Multi-layer non-hydrostatic free surface modelling using the discontinuous Galerkin method

Abstract A multi-layer non-hydrostatic version of the unstructured mesh, discontinuous Galerkin finite element based coastal ocean model, Thetis, is developed. This is accomplished using the PDE solver framework, Firedrake, which is used to automatically produce the code for the discretised model equations in a rapid and efficient manner. The motivation for this work is a need to accurately simulate dispersive nearshore free surface processes. In order to resolve both frequency dispersion and non-linear effects accurately, additional non-hydrostatic terms are included in the layer-integrated hydrostatic equations, producing a form similar to the layered non-linear shallow water equations, but with extra vertical velocities at the layer interfaces.

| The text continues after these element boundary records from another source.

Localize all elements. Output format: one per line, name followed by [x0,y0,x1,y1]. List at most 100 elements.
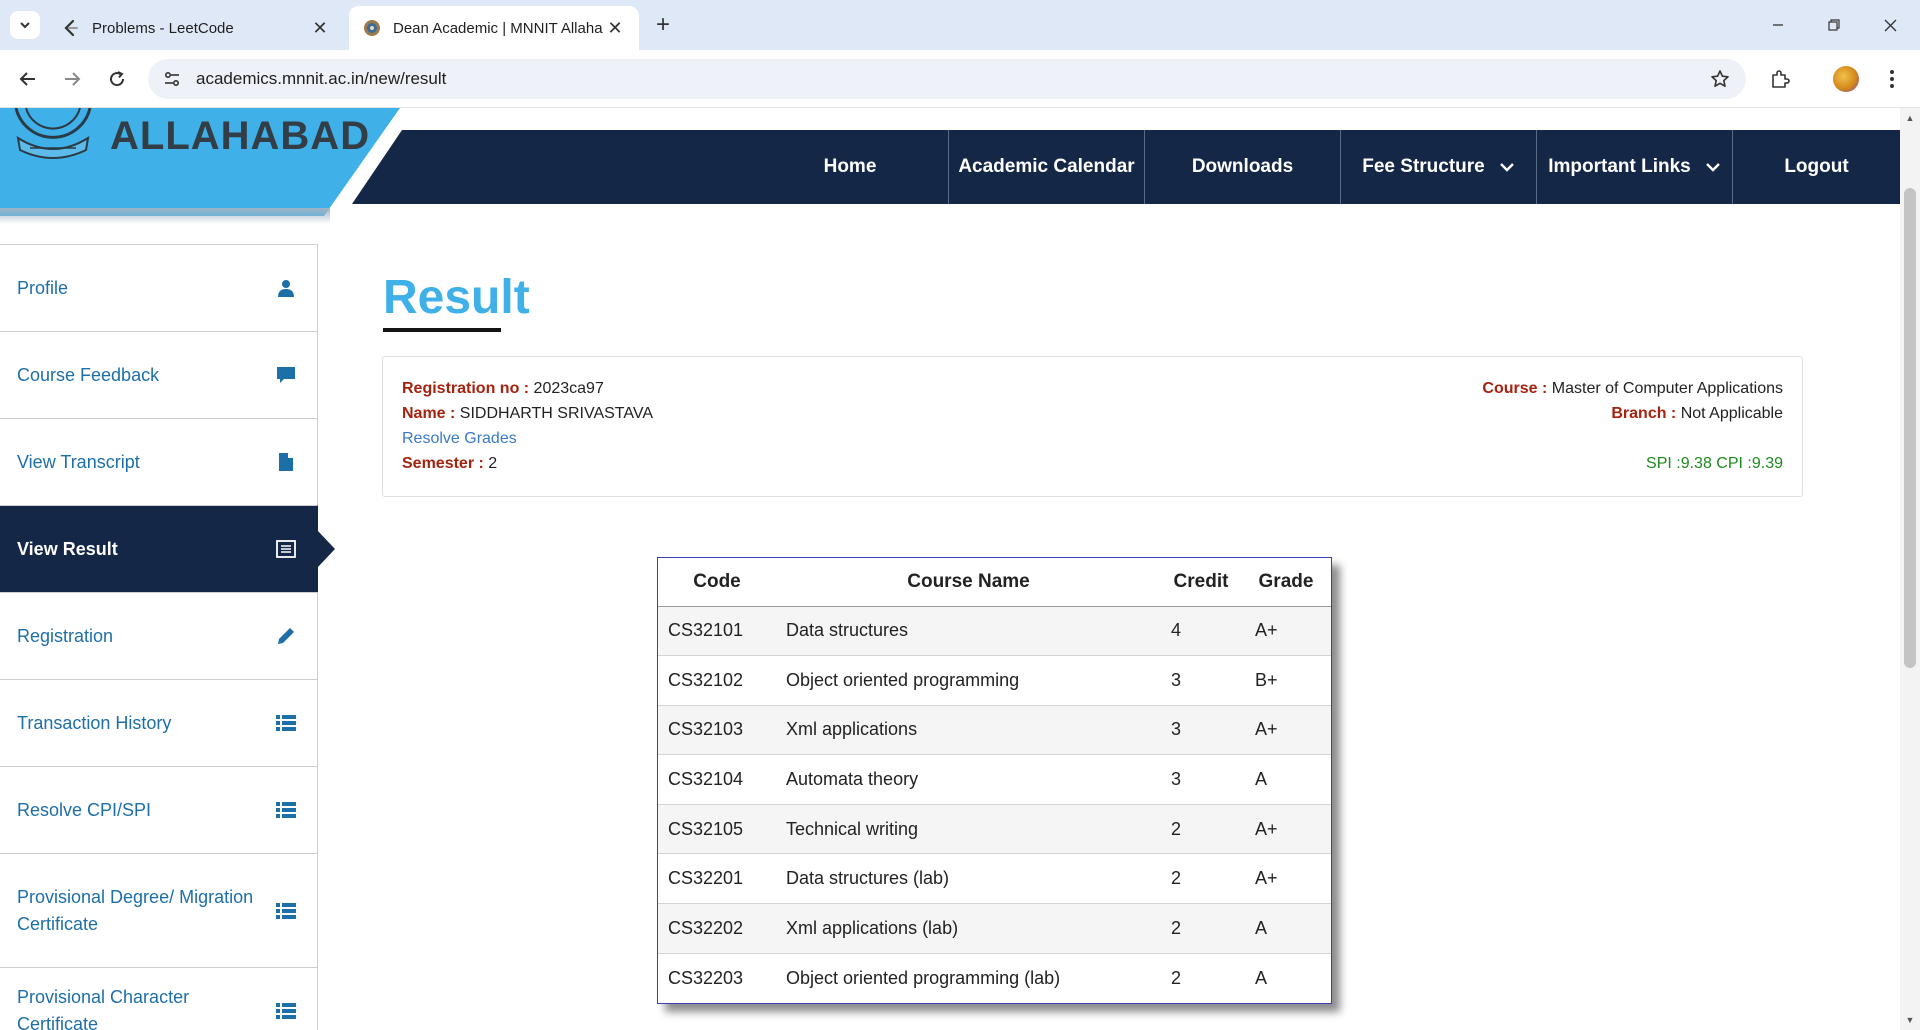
restore-icon [1828,19,1840,31]
nav-home[interactable]: Home [752,130,948,204]
logo-text: ALLAHABAD [110,114,371,158]
nav-academic-calendar[interactable]: Academic Calendar [948,130,1144,204]
list-icon [275,900,297,922]
mnnit-emblem-logo[interactable] [12,108,94,160]
nav-label: Academic Calendar [958,156,1135,177]
table-row: CS32203 Object oriented programming (lab… [658,952,1331,1003]
sidebar-item-resolve-cpi-spi[interactable]: Resolve CPI/SPI [0,766,318,853]
chevron-down-icon [1499,162,1515,172]
restore-button[interactable] [1806,0,1862,50]
course-line: Course : Master of Computer Applications [1482,380,1783,398]
avatar [1833,66,1859,92]
grade-cell: A [1241,952,1331,1003]
url-text: academics.mnnit.ac.in/new/result [196,69,447,88]
column-header-code: Code [658,558,776,607]
nav-label: Home [823,156,877,177]
leetcode-icon [62,19,80,37]
browser-menu-button[interactable] [1876,63,1908,95]
list-icon [275,1000,297,1022]
grade-cell: B+ [1241,655,1331,706]
sidebar-item-label: View Transcript [17,451,140,472]
registration-value: 2023ca97 [529,380,604,397]
close-window-button[interactable] [1862,0,1918,50]
credit-cell: 2 [1161,952,1241,1003]
table-row: CS32201 Data structures (lab) 2 A+ [658,853,1331,904]
nav-downloads[interactable]: Downloads [1144,130,1340,204]
sidebar-item-label: Provisional Character Certificate [17,987,190,1030]
scroll-down-icon[interactable]: ▼ [1904,1014,1916,1026]
nav-label: Fee Structure [1362,156,1485,177]
credit-cell: 2 [1161,853,1241,904]
credit-cell: 4 [1161,605,1241,656]
column-header-grade: Grade [1241,558,1331,607]
sidebar-item-registration[interactable]: Registration [0,592,318,679]
table-row: CS32101 Data structures 4 A+ [658,605,1331,656]
close-icon[interactable]: ✕ [605,18,625,38]
scroll-up-icon[interactable]: ▲ [1904,112,1916,124]
sidebar-item-label: Course Feedback [17,364,160,385]
close-icon[interactable]: ✕ [310,18,330,38]
forward-button[interactable] [56,63,88,95]
sidebar-item-label: Registration [17,625,114,646]
table-row: CS32202 Xml applications (lab) 2 A [658,903,1331,954]
arrow-right-icon [65,72,81,86]
tab-dean-academic[interactable]: Dean Academic | MNNIT Allaha ✕ [349,6,639,50]
browser-toolbar: academics.mnnit.ac.in/new/result [0,50,1920,108]
address-bar[interactable]: academics.mnnit.ac.in/new/result [148,59,1746,99]
new-tab-button[interactable]: + [648,10,678,40]
sidebar-item-provisional-character[interactable]: Provisional Character Certificate [0,967,318,1030]
course-name-cell: Data structures [776,605,1161,656]
resolve-grades-link[interactable]: Resolve Grades [402,430,517,448]
semester-line: Semester : 2 [402,455,497,473]
chevron-down-icon [20,22,30,29]
sidebar-item-provisional-degree[interactable]: Provisional Degree/ Migration Certificat… [0,853,318,967]
sidebar-item-label: Transaction History [17,712,172,733]
page-scrollbar[interactable]: ▲ ▼ [1900,108,1920,1030]
nav-important-links[interactable]: Important Links [1536,130,1732,204]
reload-button[interactable] [101,63,133,95]
tab-search-button[interactable] [10,11,40,39]
file-icon [275,451,297,473]
registration-label: Registration no : [402,380,530,397]
sidebar-item-course-feedback[interactable]: Course Feedback [0,331,318,418]
table-header-row: Code Course Name Credit Grade [658,558,1331,607]
course-code-cell: CS32105 [658,803,776,854]
student-info-panel: Registration no : 2023ca97 Name : SIDDHA… [382,356,1803,497]
scrollbar-thumb[interactable] [1904,188,1916,668]
course-code-cell: CS32202 [658,903,776,954]
list-icon [275,799,297,821]
credit-cell: 3 [1161,704,1241,755]
back-button[interactable] [12,63,44,95]
list-alt-icon [275,538,297,560]
arrow-left-icon [19,72,35,86]
table-row: CS32105 Technical writing 2 A+ [658,803,1331,854]
close-icon [1884,19,1896,31]
reload-icon [110,71,125,87]
sidebar-item-transaction-history[interactable]: Transaction History [0,679,318,766]
user-icon [275,277,297,299]
course-code-cell: CS32101 [658,605,776,656]
profile-avatar-button[interactable] [1830,63,1862,95]
sidebar: Profile Course Feedback View Transcript … [0,244,335,1030]
pencil-icon [275,625,297,647]
credit-cell: 2 [1161,803,1241,854]
sidebar-item-view-transcript[interactable]: View Transcript [0,418,318,505]
tab-leetcode[interactable]: Problems - LeetCode ✕ [48,6,344,50]
bookmark-star-icon[interactable] [1700,59,1740,99]
browser-tab-bar: Problems - LeetCode ✕ Dean Academic | MN… [0,0,1920,50]
nav-fee-structure[interactable]: Fee Structure [1340,130,1536,204]
course-name-cell: Xml applications [776,704,1161,755]
site-info-icon[interactable] [152,59,192,99]
sidebar-item-label: Profile [17,277,69,298]
sidebar-item-view-result[interactable]: View Result [0,505,335,592]
nav-label: Logout [1784,156,1849,177]
extensions-button[interactable] [1764,63,1796,95]
credit-cell: 3 [1161,655,1241,706]
minimize-button[interactable] [1750,0,1806,50]
logo-banner-shadow [0,208,330,224]
course-name-cell: Object oriented programming (lab) [776,952,1161,1003]
minimize-icon [1773,24,1783,26]
nav-logout[interactable]: Logout [1732,130,1900,204]
sidebar-item-profile[interactable]: Profile [0,244,318,331]
semester-label: Semester : [402,455,484,472]
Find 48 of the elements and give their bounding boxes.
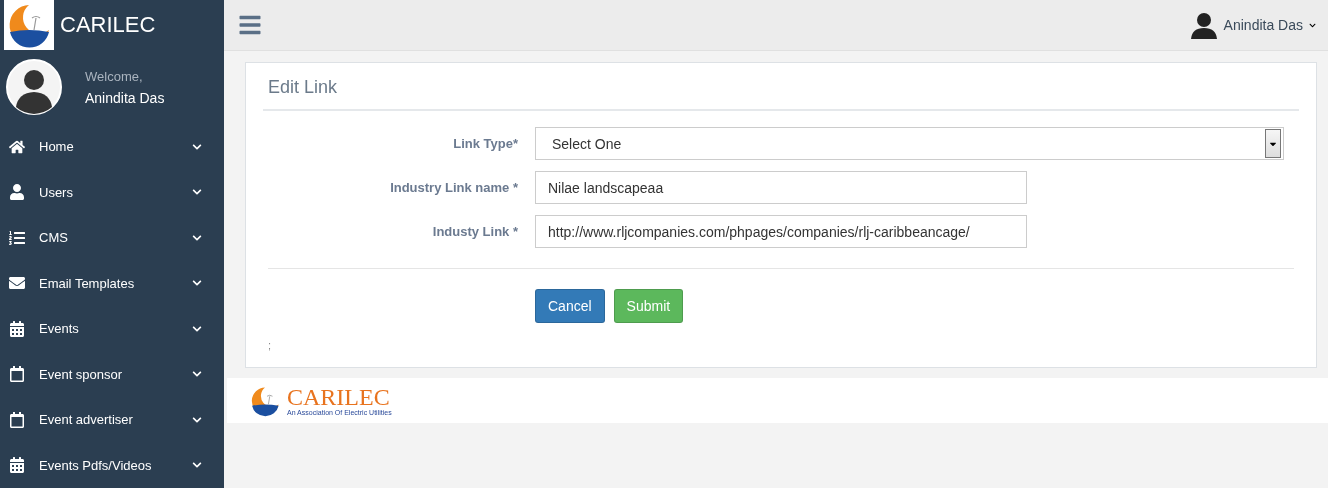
sidebar-item-label: Event advertiser [39, 412, 134, 428]
select-field[interactable]: Select One [535, 127, 1284, 160]
chevron-down-icon [192, 323, 202, 334]
sidebar-item-label: Email Templates [39, 275, 136, 291]
input-field[interactable]: http://www.rljcompanies.com/phpages/companies/rlj-caribbeancage/ [535, 215, 1027, 248]
field-label: Link Type* [452, 136, 518, 151]
sidebar-item-label: Home [39, 139, 75, 155]
note-text: ; [268, 339, 273, 351]
sidebar-item-label: Events Pdfs/Videos [39, 457, 153, 473]
input-field[interactable]: Nilae landscapeaa [535, 171, 1027, 204]
sidebar-item[interactable]: Users [0, 169, 224, 215]
menu-item-icon [9, 184, 27, 201]
menu-icon[interactable] [238, 13, 262, 37]
field-label: Industry Link name * [389, 180, 518, 195]
chevron-down-icon [1309, 21, 1316, 29]
avatar-icon [1189, 11, 1218, 39]
sidebar-item[interactable]: Events Pdfs/Videos [0, 442, 224, 488]
caret-down-icon [1265, 129, 1281, 158]
sidebar-item[interactable]: Email Templates [0, 260, 224, 306]
menu-item-icon [9, 411, 27, 428]
sidebar-item[interactable]: Events [0, 306, 224, 352]
brand-name: CARILEC [60, 12, 156, 38]
chevron-down-icon [192, 414, 202, 425]
menu-item-icon [9, 275, 27, 292]
user-name: Anindita Das [85, 89, 165, 106]
sidebar-item[interactable]: CMS [0, 215, 224, 261]
user-menu[interactable]: Anindita Das [1223, 17, 1303, 33]
menu-item-icon [9, 229, 27, 246]
cancel-button[interactable]: Cancel [535, 289, 605, 323]
sidebar-item-label: Events [39, 321, 80, 337]
menu-item-icon [9, 457, 27, 474]
sidebar-item[interactable]: Event advertiser [0, 397, 224, 443]
sidebar-item[interactable]: Event sponsor [0, 351, 224, 397]
sidebar-item[interactable]: Home [0, 124, 224, 170]
sidebar-item-label: Event sponsor [39, 366, 124, 382]
chevron-down-icon [192, 232, 202, 243]
menu-item-icon [9, 138, 27, 155]
chevron-down-icon [192, 141, 202, 152]
field-label: Industy Link * [431, 224, 518, 239]
card-title: Edit Link [263, 77, 1299, 111]
menu-item-icon [9, 320, 27, 337]
footer-brand: CARILEC [287, 385, 391, 409]
avatar-icon [6, 59, 62, 115]
menu-item-icon [9, 366, 27, 383]
welcome-text: Welcome, [85, 68, 144, 84]
sidebar-item-label: CMS [39, 230, 69, 246]
sidebar-item-label: Users [39, 184, 74, 200]
logo-icon [4, 0, 54, 50]
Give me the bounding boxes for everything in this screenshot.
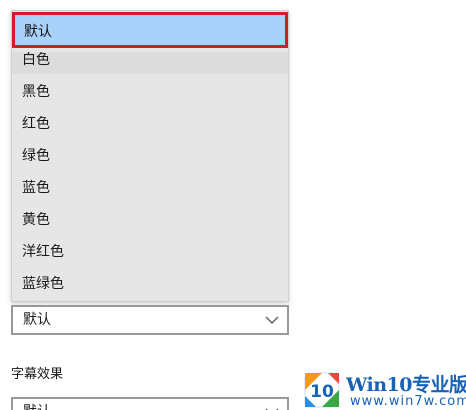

An implementation process is adopted to easily handle the inter-layer connection, i.e. the governing equations are transformed into a depth-integrated system through the introduction of depth-averaged variables. The model is verified and validated through comparisons against several idealised and experimentally-based test cases. All the comparisons demonstrate good agreement, showing that the developed non-hydrostatic model has excellent capabilities in representing coastal wave phenomena including shoaling, refraction and diffraction of dispersive short waves, as well as propagation, run-up and inundation of non-linear tsunami waves.